Oh, I’m sorry! That last part was written by bitter, burned-out Mel. Mel thought that part of her was completely squashed and transformed into happy, optimistic Mel. Guess it will take longer than two months…
Anyway, here are some things one might hear on a typical school day that demonstrate that boat school is like any other school:
“Open your book to pg. 38.”
“I want you to write out the definition of each vocabulary word.”
“Five minute break before the next class.”
And here are some things said that hopefully don’t occur in a typical school:
“We can’t do the experiment with the recommended materials because we don’t have clay, pipe cleaners, or kitchen magnets. So we will use aluminum foil, sticks, and wax instead. Oh, it’s hard to get it to work, is it? Shut up and do it anyway.”
“Stop throwing your pencils around the room – they might clog up the bilge.”
“Sit down and get the ice out of your mouth or I will strangle you.”

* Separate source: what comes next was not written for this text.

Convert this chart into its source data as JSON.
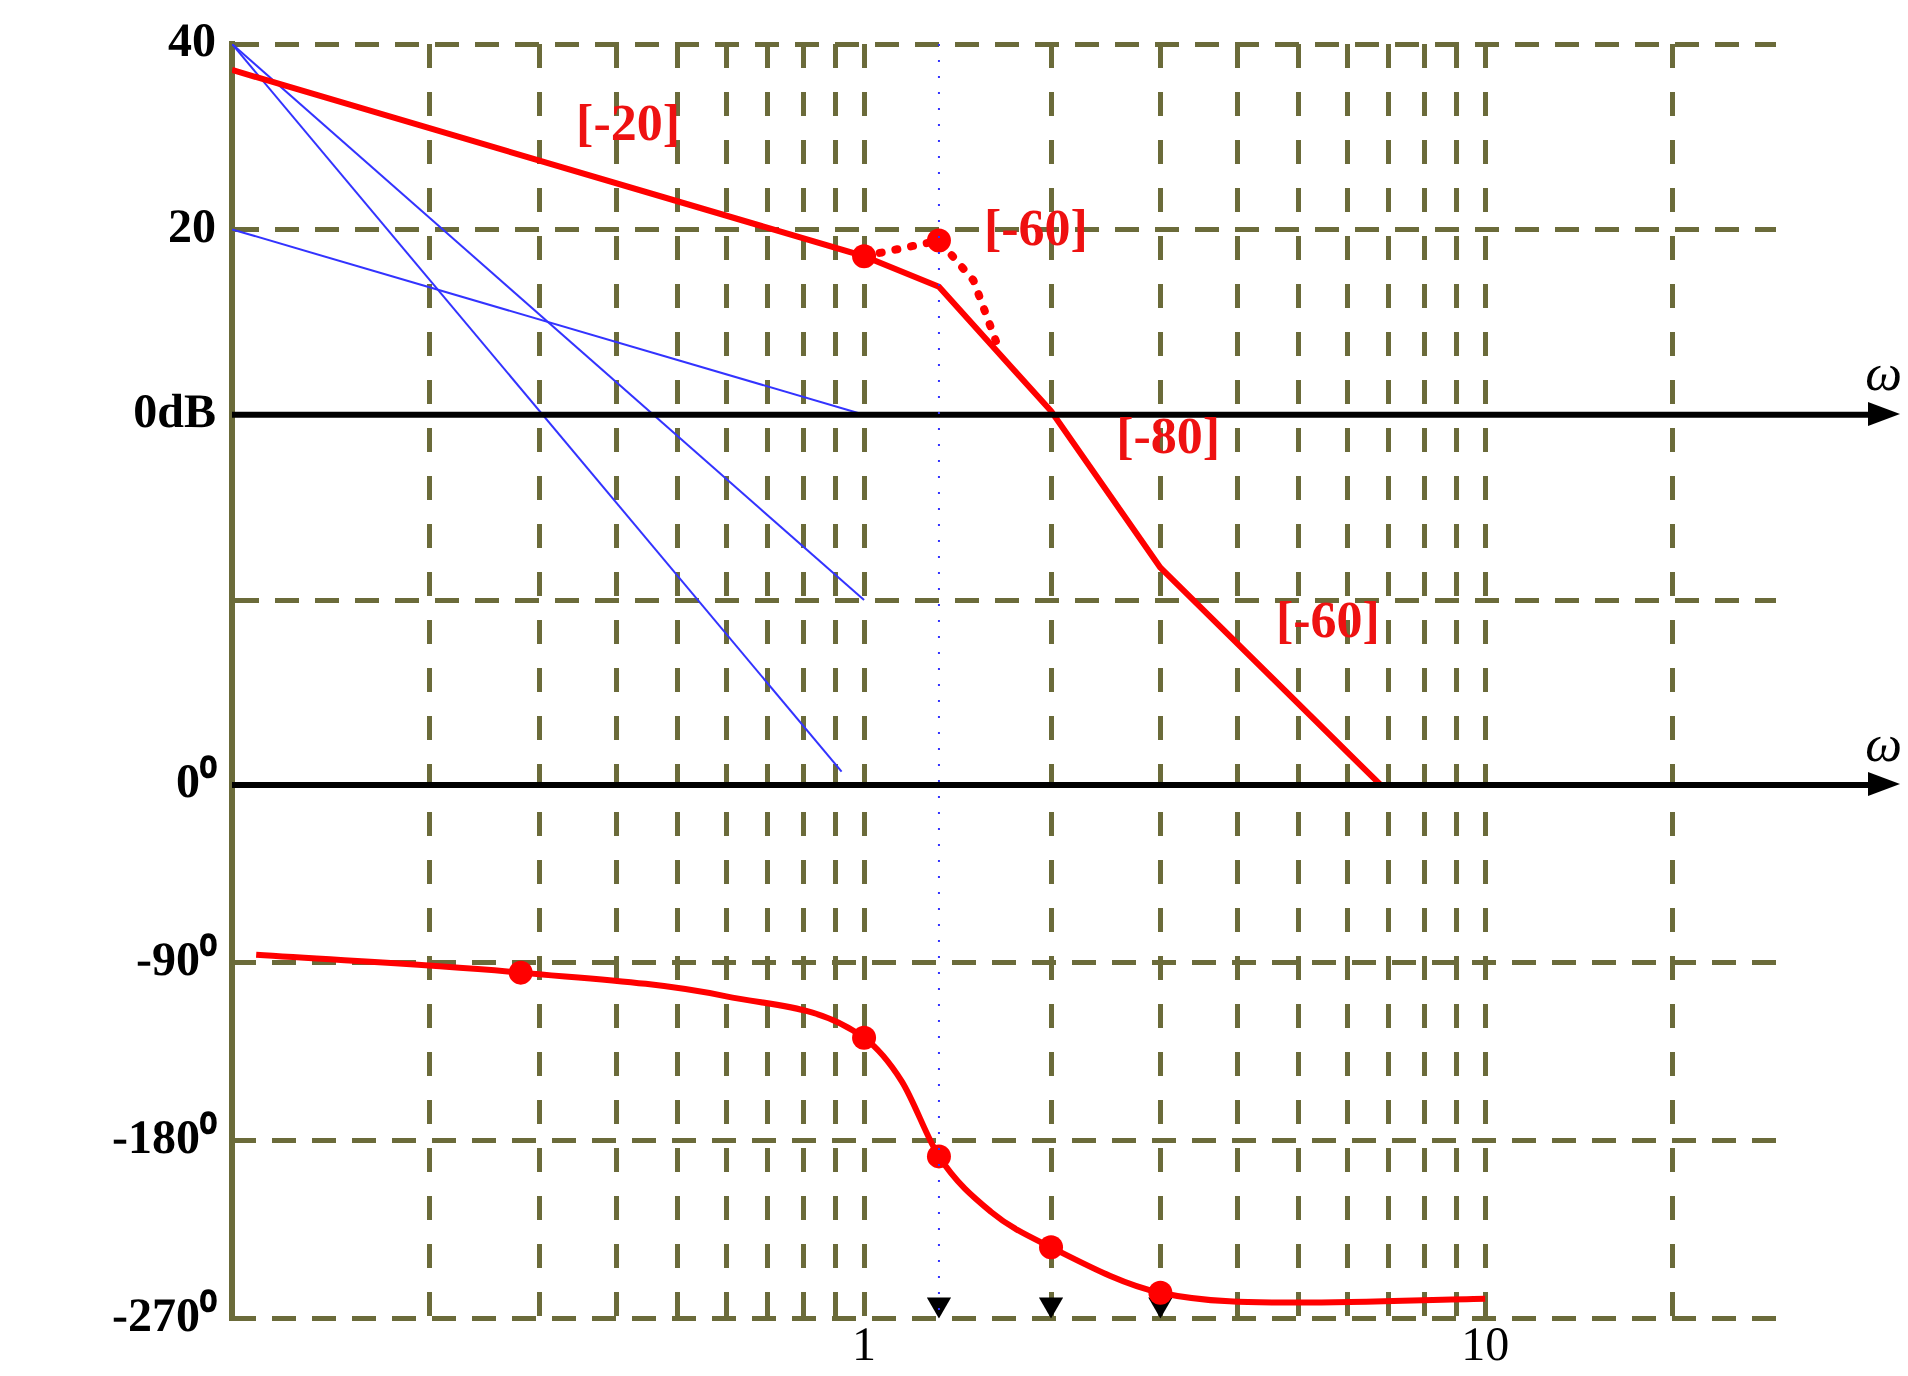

One thing is for sure, the goal of, “Get to know my kids better,” has been satisfied by this experience. But as a teacher friend once said, “When you first meet your class, all of the kids are cute. Then as you start teaching them, one by one they stop being cute.” This tragedy has befallen Mel’s kids, which is hard on them, as previously both of them were good at getting by on charm. This is not a great tragedy, however. On the particularly un-cute days, Mel can always toss her kids into the ocean. The consternation on their faces when they come up for air? That’s cute.